The Mohawk Valley PHIP serves Fulton, Montgomery, Herkimer, Schoharie, and Otsego Counties.
CERI has been evaluating the Mohawk Valley PHIP since its inception in 2015. MVPHIP is a data-driven effort to mobilize a variety of stakeholders to improve regional population health in seven counties. CERI conducts surveys of stakeholder engagement and collaboration at stakeholder meetings and workgroups, tracks board participation and performs annual social network analysis to assess changes in the level of stakeholder engagement and community collaboration. These data are presented to board members to help them visualize and foster stakeholder engagement. The graphics below show that MVPHIP board members had a clear understanding of the MVPHIP regional identity. The level of collaboration graphic shows that MVPHIP board members felt they reached the coalition level collaboration over time. This grant ended March 31, 2020.
The Northeast Center for Occupational Health and Safety (NEC) is an agricultural education, research, and prevention center funded by the National Institute for Occupational Safety and Health (NIOSH). NEC aims to reduce occupational injuries in agriculture, forestry, and commercial fishing (AFF) sectors in the Northeastern US, from Maine through West Virginia. NEC has been awarded funding in five-year cycles, with the most recent cycle starting in September 2016.
CERI conducts quarterly data collection with NEC researchers to track project progress and documented intermediate outcomes as well as success stories.
CERI was funded to evaluate the newly funded Otsego County Systems of Care (SOC) grant funded by the Substance Abuse and Mental Health Services Administration (SAMHSA).

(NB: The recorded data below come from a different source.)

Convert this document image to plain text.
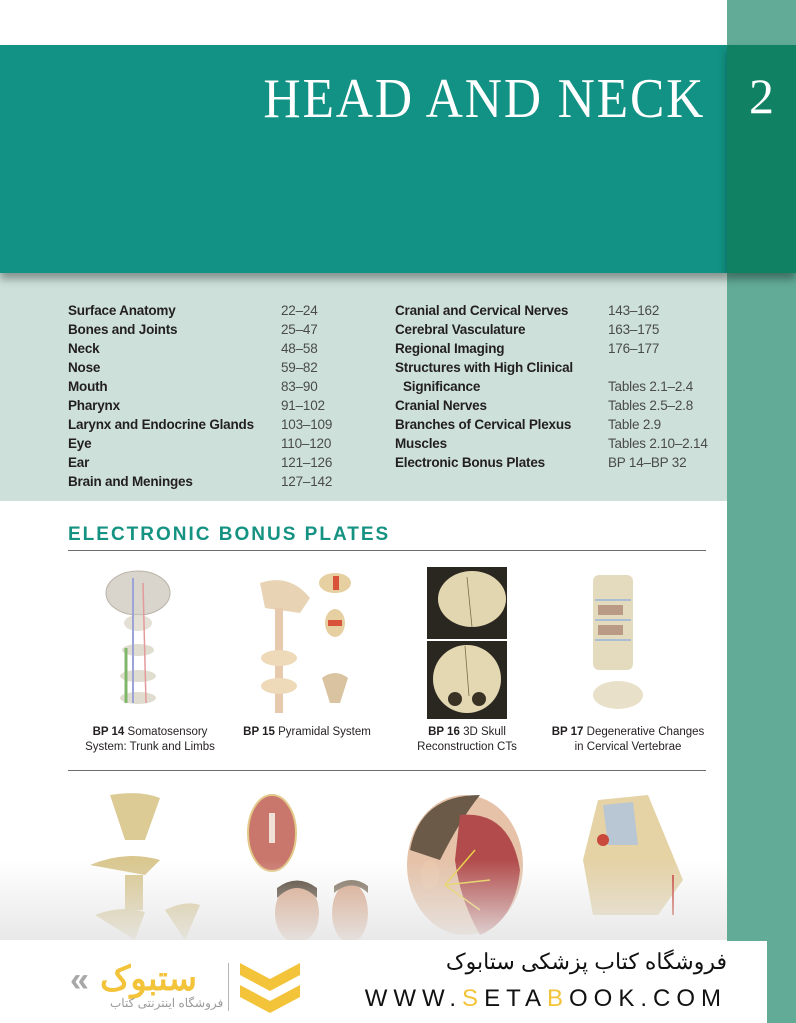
HEAD AND NECK 2
Surface Anatomy	22–24
Bones and Joints	25–47
Neck	48–58
Nose	59–82
Mouth	83–90
Pharynx	91–102
Larynx and Endocrine Glands	103–109
Eye	110–120
Ear	121–126
Brain and Meninges	127–142
Cranial and Cervical Nerves	143–162
Cerebral Vasculature	163–175
Regional Imaging	176–177
Structures with High Clinical
Significance	Tables 2.1–2.4
Cranial Nerves	Tables 2.5–2.8
Branches of Cervical Plexus	Table 2.9
Muscles	Tables 2.10–2.14
Electronic Bonus Plates	BP 14–BP 32
ELECTRONIC BONUS PLATES
BP 14 Somatosensory
System: Trunk and Limbs
BP 15 Pyramidal System	BP 16 3D Skull
Reconstruction CTs
BP 17 Degenerative Changes
in Cervical Vertebrae
« ستبوک
فروشگاه اینترنتی کتاب
فروشگاه کتاب پزشکی ستابوک
WWW.SETABOOK.COM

The goal of this five year - 1 million dollar per year – federal grant is to develop a system of care for preventing and treating youth mental health problems and supporting their families. The SOC serves children from birth to age 5 years through the newly formed collaborative hub of integrated community empowerment services (CHOICES) program. Family Resource Network, Inc. (FRN), a member of Families Together New York, leads the Otsego County’s SOC expansion and enhancements for birth – age 5 children and families with a special need. Youth ages 5 to 21 years will be served through the newly formed Behavioral Health Resource Center (BHRC) located at the Otsego Northern Catskill Board of Cooperative Educational Services (ONC BOCES) in Milford.

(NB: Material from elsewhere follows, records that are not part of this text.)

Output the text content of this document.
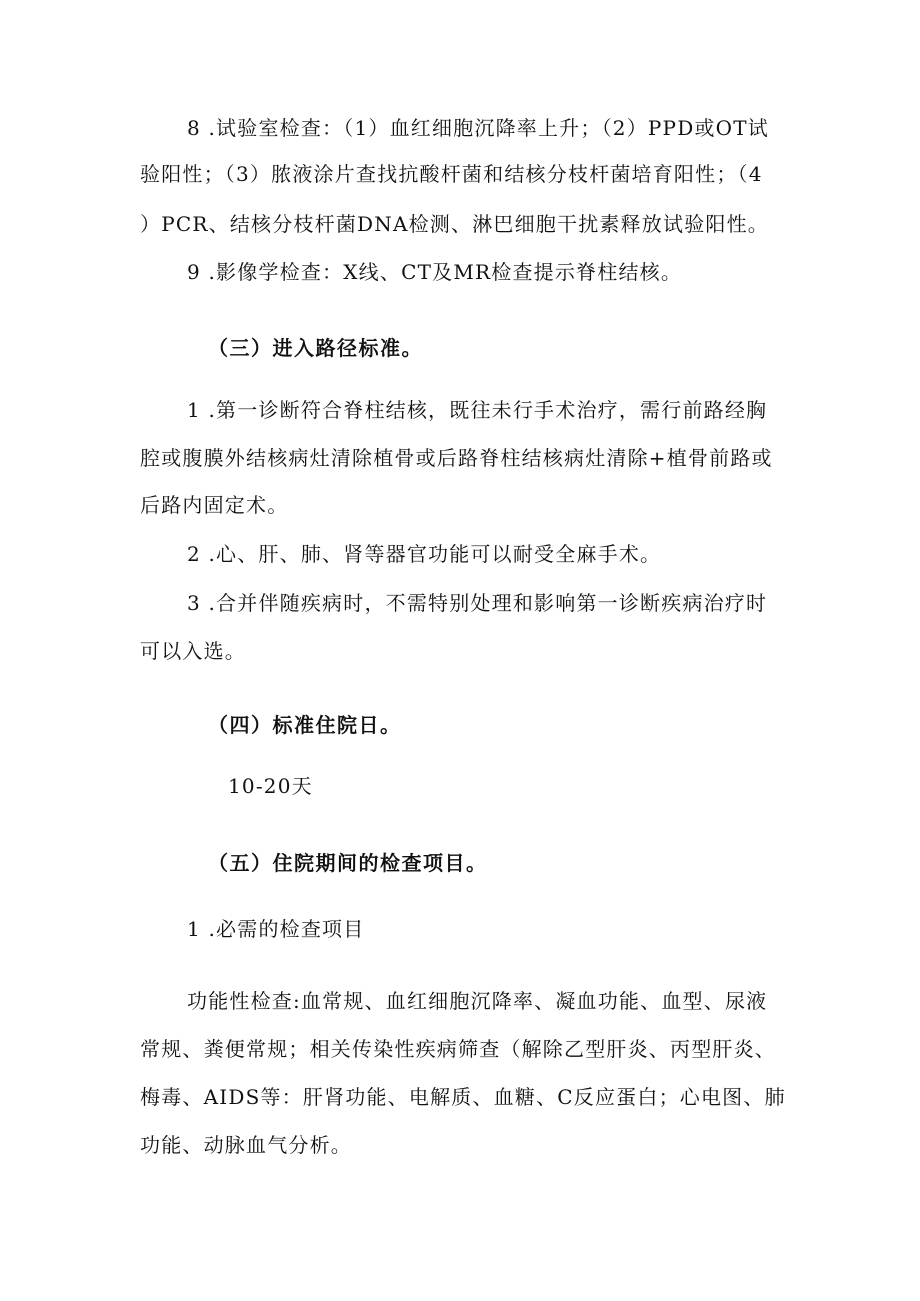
8 .试验室检查：（1）血红细胞沉降率上升；（2）PPD或OT试
验阳性；（3）脓液涂片查找抗酸杆菌和结核分枝杆菌培育阳性；（4
）PCR、结核分枝杆菌DNA检测、淋巴细胞干扰素释放试验阳性。
9 .影像学检查：X线、CT及MR检查提示脊柱结核。
（三）进入路径标准。
1 .第一诊断符合脊柱结核，既往未行手术治疗，需行前路经胸
腔或腹膜外结核病灶清除植骨或后路脊柱结核病灶清除+植骨前路或
后路内固定术。
2 .心、肝、肺、肾等器官功能可以耐受全麻手术。
3 .合并伴随疾病时，不需特别处理和影响第一诊断疾病治疗时
可以入选。
（四）标准住院日。
10-20天
（五）住院期间的检查项目。
1 .必需的检查项目
功能性检查:血常规、血红细胞沉降率、凝血功能、血型、尿液
常规、粪便常规；相关传染性疾病筛查（解除乙型肝炎、丙型肝炎、
梅毒、AIDS等：肝肾功能、电解质、血糖、C反应蛋白；心电图、肺
功能、动脉血气分析。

The goals of the SOC include creating clinical linkage through increasing early identification of youth at risk of developing and/or experiencing serious emotional or mental problems or substance abuse, facilitating linkage to services for families, and implementing Evidence-Based Practices. The BHRC will be a hub for educators, health and service providers, families and students to access an array of resources that will include assessment, treatment, family support, peer services, prevention, early intervention, training, education, juvenile justice support, social services, and crisis services.
CERI conducts data collection, entry, and analysis to evaluate the SOC social network and a cultural competence self-assessment survey will include all SOC partners. CERI closely follows the implementation of the SOC as it relates to its logic model. CERI also completed an SNA of the CHOICES component of the SOC to help guide its development.